Above some limit, it doesn’t make sense to attempt to load the entire file into memory, and the application should be designed differently. You should only load the entire file into memory if you know an upper bound on how big the file will be. Otherwise, a database would be more appropriate.

Also many systems will crash the application or worse, other applications rather than return out of memory.

andrewrk · October 21, 2024, 8:09pm

mmap is not a magic “make it go faster” button.

mmap should be avoided unless you have a good reason for it because it turns handlable errors into signals that are very difficult to handle correctly - especially if you are writing library code that has no business installing global signal handlers.

It’s also less portable than file system APIs.

JPL · October 22, 2024, 6:12am

4 octets(UTF8) = 1 characters * 120 / line = 480(number of characters) * 1_000_000 line my test is ok = 4,800 Gigabyte (GB)
It’s a very big book perhaps, I have a headache.

Don’t take it the wrong way

pierrelgol · October 22, 2024, 6:45am

I agree with you, in fact even the example that I provided showed that the performance benefit was negligible at best. Outside of speed like you mentioned It’s also very error prone, you have to know about msync, and how the updates to disk are async which can lead to data loss if you crash, the issue with other process truncating your file while you are mapping it and the potential latency issues, or the kernel pre-emptive behaviour around paging which can cause issues. So definitely not the simplest approach, and like I’ve said in my first response the standard library is more than good enough.
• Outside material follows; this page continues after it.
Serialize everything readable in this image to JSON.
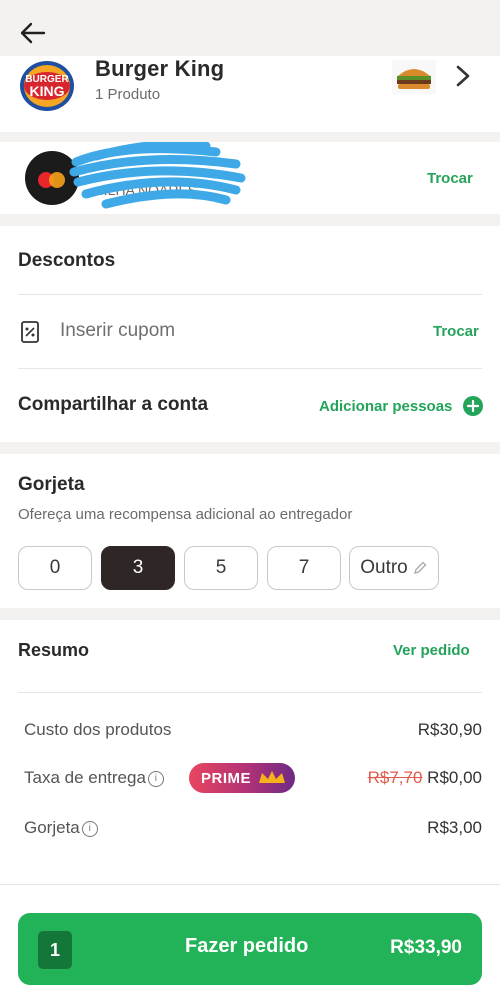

But I think it’s still good to share the knowledge around mmap.

MarvellouslyExist · October 22, 2024, 7:58am

I agree. Considering zig is still in development, such examples of how to do things would be very valuable.

MarvellouslyExist · October 22, 2024, 8:40am

I have added a limit of how large the file can be. Any other suggestions?
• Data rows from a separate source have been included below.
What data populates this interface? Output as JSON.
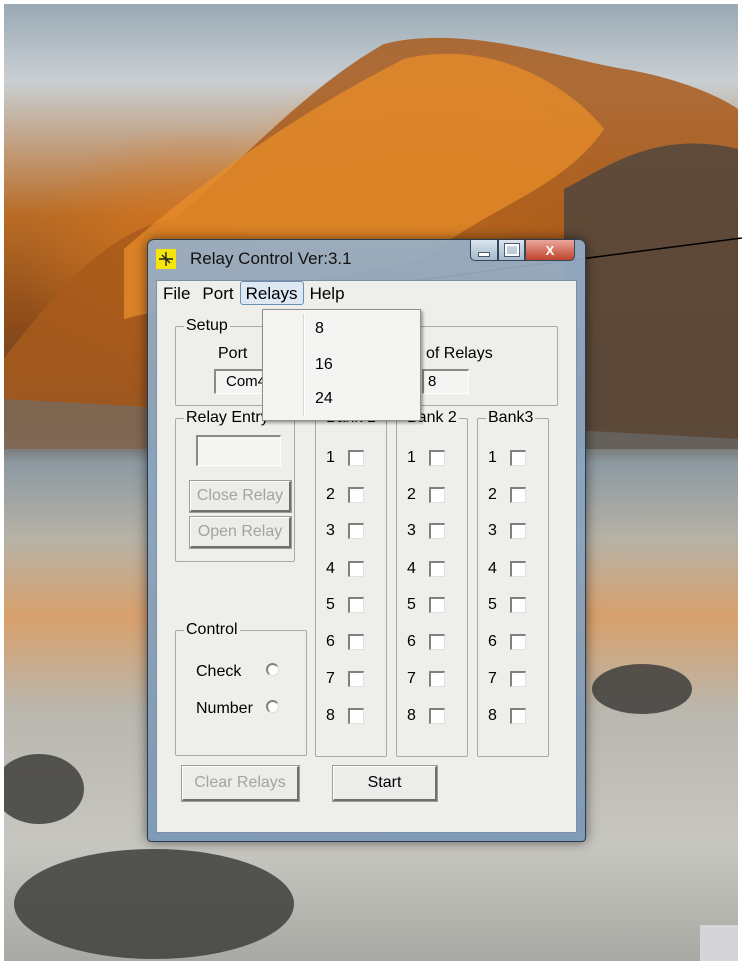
{
  "window": {
    "title": "Relay Control Ver:3.1",
    "controls": {
      "minimize": "minimize",
      "maximize": "maximize",
      "close": "X"
    }
  },
  "menubar": {
    "file": "File",
    "port": "Port",
    "relays": "Relays",
    "help": "Help"
  },
  "relays_menu": {
    "items": [
      "8",
      "16",
      "24"
    ]
  },
  "setup": {
    "legend": "Setup",
    "port_label": "Port",
    "port_value": "Com4",
    "relays_label": "of Relays",
    "relays_value": "8"
  },
  "relay_entry": {
    "legend": "Relay Entry",
    "input_value": "",
    "close_button": "Close Relay",
    "open_button": "Open Relay"
  },
  "control": {
    "legend": "Control",
    "check_label": "Check",
    "number_label": "Number"
  },
  "banks": [
    {
      "legend": "Bank 1",
      "rows": [
        "1",
        "2",
        "3",
        "4",
        "5",
        "6",
        "7",
        "8"
      ]
    },
    {
      "legend": "Bank 2",
      "rows": [
        "1",
        "2",
        "3",
        "4",
        "5",
        "6",
        "7",
        "8"
      ]
    },
    {
      "legend": "Bank3",
      "rows": [
        "1",
        "2",
        "3",
        "4",
        "5",
        "6",
        "7",
        "8"
      ]
    }
  ],
  "buttons": {
    "clear_relays": "Clear Relays",
    "start": "Start"
  },
  "colors": {
    "titlebar": "#9fb6cc",
    "dialog_bg": "#eeeeea",
    "close_button": "#c0442c",
    "app_icon": "#f6e40b"
  }
}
kavika13 · October 22, 2024, 10:46am

Memory mapped files apparently don’t really run any faster on Windows, because it doesn’t actually map them into memory until requested. And it requests a page at a time, via page fault.
But they might run faster on Linux.
So, the answer of whether they’re even worth the time or not is OS dependent.

GigaGrunch · October 22, 2024, 11:59am

Depending on what you want to do with the result, the fastest way to read a file can be not to read everything at one, but to read into a smaller buffer (like 1 MB) and process the file in those chunks continuously. This way you greatly reduce the amount of page faults (because you only get page faults until that 1 MB is mapped) and might also benefit from the processor’s cache more. It’s obviously more complicated to do things this way, but if you really want to optimize, you should look into it.